Craig Bellamy insists that Cooper Cronk was no third wheel.
In announcing his impending retirement at the conclusion of the 2019 NRL season, Cronk said the real Big Three during his long and successful stint in Melbourne was probably Bellamy, Billy Slater and Cameron Smith.
But the man Cronk described as his greatest influence was having none of it.
"He's certainly selling himself short there," Storm coach Bellamy told reporters.
"He's been a big part of the three-wheel mobile or whatever you'd like to call it.
"He's been outstanding.
"I see myself as being a small part of his career; but it's been an honour to be along for most of the ride."
When asked to list Cronk's greatest qualities as a player, Bellamy included an appetite for hard work and professionalism, as evidenced by the way he became a great halfback at a relatively late age, having never played there until he turned 22.
Cronk's first couple of seasons at the Storm were spent mostly as a utility off the bench, filling in at five-eighth, or at fullback for Slater, or at hooker for Smith.
Then when Matt Orford left for Manly at the conclusion of the 2005 season, a vacancy arose in the No.7 jersey.

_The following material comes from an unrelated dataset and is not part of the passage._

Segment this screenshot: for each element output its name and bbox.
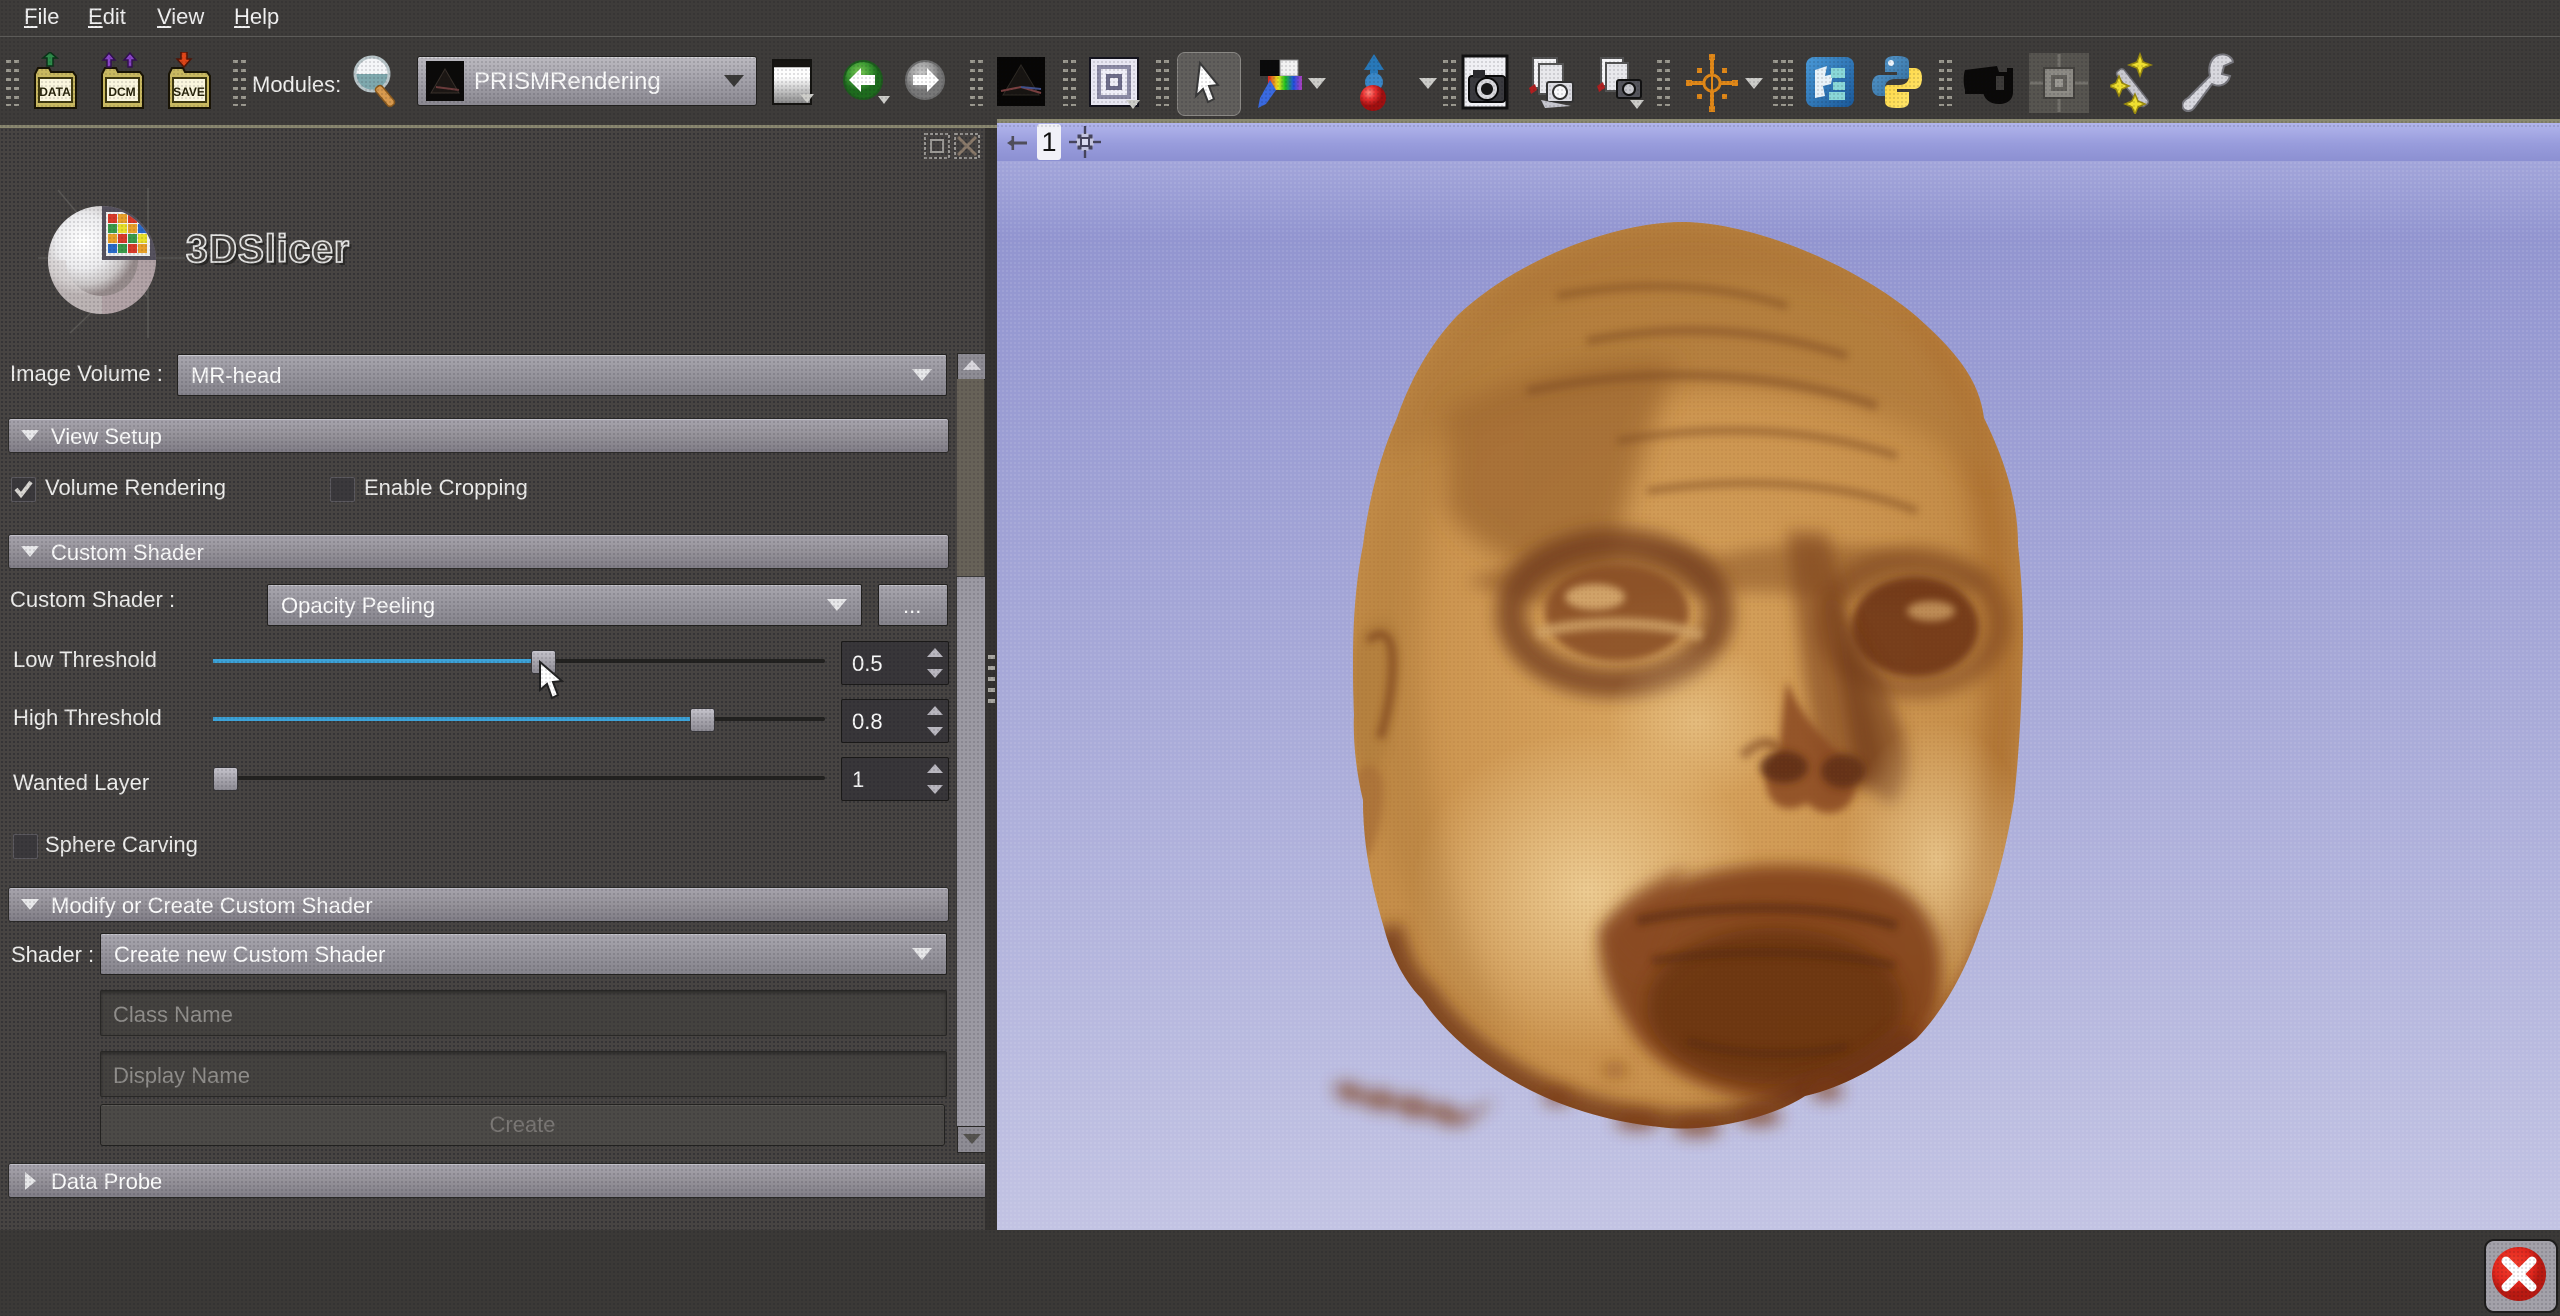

"I don't know any players who have done that and I don't know too many players who would apply themselves so hard for so long to get to the level he got to so quickly," said Bellamy.
"Cooper took the luck out of it.
"He wasn't a great kicker of the footy but he took a bit of advice from a couple of the AFL guys and then just practiced, practiced, practiced, practiced.
"He was always the last guy to leave training.
"He put so much time and effort into making that halfback spot his and then all off a sudden, he blossomed and he was the Origin halfback, the Australian halfback.
"We've had some great leaders in our club and he's been one of the great leaders.
"When something needed to happen on the field, Cooper knew what it was and he made it happen."